# Taping tool cases



## MacDry (Feb 1, 2010)

So I have the Blueline taping tool case. As opposed to the columbia. I was told by the seller it can hold all the Auto tools very nicely! Now, I am not saying it doesnt, I am just saying how in the  is that possible?! Once you get your taper in there, you can fit by my tetris skills, two flatboxes, angle box, and you can majigure your angle heads and gooseneck and what not in there.

If you put your handles in the lid where it has a strap, you are NOT closing it, and if you want to put a pump in it, you better buy a bungee cord cause your strapping it to the outside.

Does anyone else have this box? if so send me a pic of what you have in there please :thumbup:


----------



## tomg (Dec 16, 2009)

*Tool Case*

There are a couple of options. You can leave the foam base in place and cut out spots for your tools:







Everyone has a different variety of tools, so you can use the case however you wish.
You can remove the foam base and rely on the top foam to hold your tools in place:







Some other layouts:















If you have a smaller set with a compound tube you may want to leave the foam base in place.
Hope this helps.

Cheers,
Tom.


----------



## MacDry (Feb 1, 2010)

*hmmm...*

WITCHCRAFT!!!! Get him!!! :jester:

Thanks a bunch tom! you the man :thumbup:


----------



## chris (Apr 13, 2011)

blue tools:thumbup::thumbup:


----------



## MacDry (Feb 1, 2010)

chris said:


> blue tools:thumbup::thumbup:


Yah those pics look all neat and organized, mine looks like a rainbow. Got green, yellow, blue, a darker more columbia blue


----------



## cdwoodcox (Jan 3, 2011)

Now I want a box for my tools. Right now their sitting in the corner of my van in a blue tote.


----------



## Mudshark (Feb 8, 2009)

*2 cases*

I would like to have 2 cases, one for the bazooka, corner roller etc and another for the box set, handle etc.

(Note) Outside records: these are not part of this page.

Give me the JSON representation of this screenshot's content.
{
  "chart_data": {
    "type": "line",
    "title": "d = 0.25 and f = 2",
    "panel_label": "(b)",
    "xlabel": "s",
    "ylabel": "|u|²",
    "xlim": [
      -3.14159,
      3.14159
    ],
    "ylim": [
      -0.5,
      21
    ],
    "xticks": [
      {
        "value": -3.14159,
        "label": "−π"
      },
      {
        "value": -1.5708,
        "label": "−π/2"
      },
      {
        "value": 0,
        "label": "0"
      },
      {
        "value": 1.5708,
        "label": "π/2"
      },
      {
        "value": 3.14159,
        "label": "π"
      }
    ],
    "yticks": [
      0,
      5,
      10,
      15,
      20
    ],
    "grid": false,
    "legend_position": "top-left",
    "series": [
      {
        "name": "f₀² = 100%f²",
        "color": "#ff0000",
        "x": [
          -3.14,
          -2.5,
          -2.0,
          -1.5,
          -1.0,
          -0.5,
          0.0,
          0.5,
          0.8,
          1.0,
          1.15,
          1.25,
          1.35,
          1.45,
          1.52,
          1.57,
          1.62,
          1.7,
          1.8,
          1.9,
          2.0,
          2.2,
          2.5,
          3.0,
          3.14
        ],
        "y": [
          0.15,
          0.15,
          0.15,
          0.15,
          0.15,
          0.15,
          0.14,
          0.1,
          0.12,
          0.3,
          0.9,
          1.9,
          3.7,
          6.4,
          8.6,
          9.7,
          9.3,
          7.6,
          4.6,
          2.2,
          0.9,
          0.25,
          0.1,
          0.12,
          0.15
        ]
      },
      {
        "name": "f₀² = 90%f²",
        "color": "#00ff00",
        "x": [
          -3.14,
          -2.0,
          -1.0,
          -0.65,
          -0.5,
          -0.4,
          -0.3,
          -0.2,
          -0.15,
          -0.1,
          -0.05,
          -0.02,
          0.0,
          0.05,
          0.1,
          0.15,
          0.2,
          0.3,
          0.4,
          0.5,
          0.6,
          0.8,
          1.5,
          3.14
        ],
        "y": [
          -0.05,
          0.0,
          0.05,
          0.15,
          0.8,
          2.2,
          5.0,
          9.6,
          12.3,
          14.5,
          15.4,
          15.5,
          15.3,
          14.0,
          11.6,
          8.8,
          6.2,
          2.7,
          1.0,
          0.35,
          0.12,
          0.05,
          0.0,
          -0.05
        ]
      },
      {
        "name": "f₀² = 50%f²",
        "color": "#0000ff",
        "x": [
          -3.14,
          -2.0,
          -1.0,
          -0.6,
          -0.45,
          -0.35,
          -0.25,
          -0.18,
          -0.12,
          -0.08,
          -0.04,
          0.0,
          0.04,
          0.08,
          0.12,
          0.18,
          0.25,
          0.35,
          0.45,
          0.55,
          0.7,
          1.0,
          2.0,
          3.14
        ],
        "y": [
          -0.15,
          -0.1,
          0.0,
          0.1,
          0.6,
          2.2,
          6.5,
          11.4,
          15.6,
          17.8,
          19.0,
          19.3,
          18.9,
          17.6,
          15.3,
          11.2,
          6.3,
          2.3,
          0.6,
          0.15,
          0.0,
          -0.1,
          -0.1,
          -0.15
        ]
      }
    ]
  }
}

I like to leave some of my tools on the site but this way I could pack them to the site when needed and back home as soon as I am done with them. Bazooka first, boxes second.


----------



## Scott_w (Jun 16, 2010)

I want a case for mine as well. Unfortunately I don't think any of the cases will hold a mudrunner. 

scott


----------



## MacDry (Feb 1, 2010)

Scott_w said:


> I want a case for mine as well. Unfortunately I don't think any of the cases will hold a mudrunner.
> 
> scott


Depends how many cases you buy


----------



## Scott_w (Jun 16, 2010)

MacDry said:


> Depends how many cases you buy


The mudrunner is too long. 

scott


----------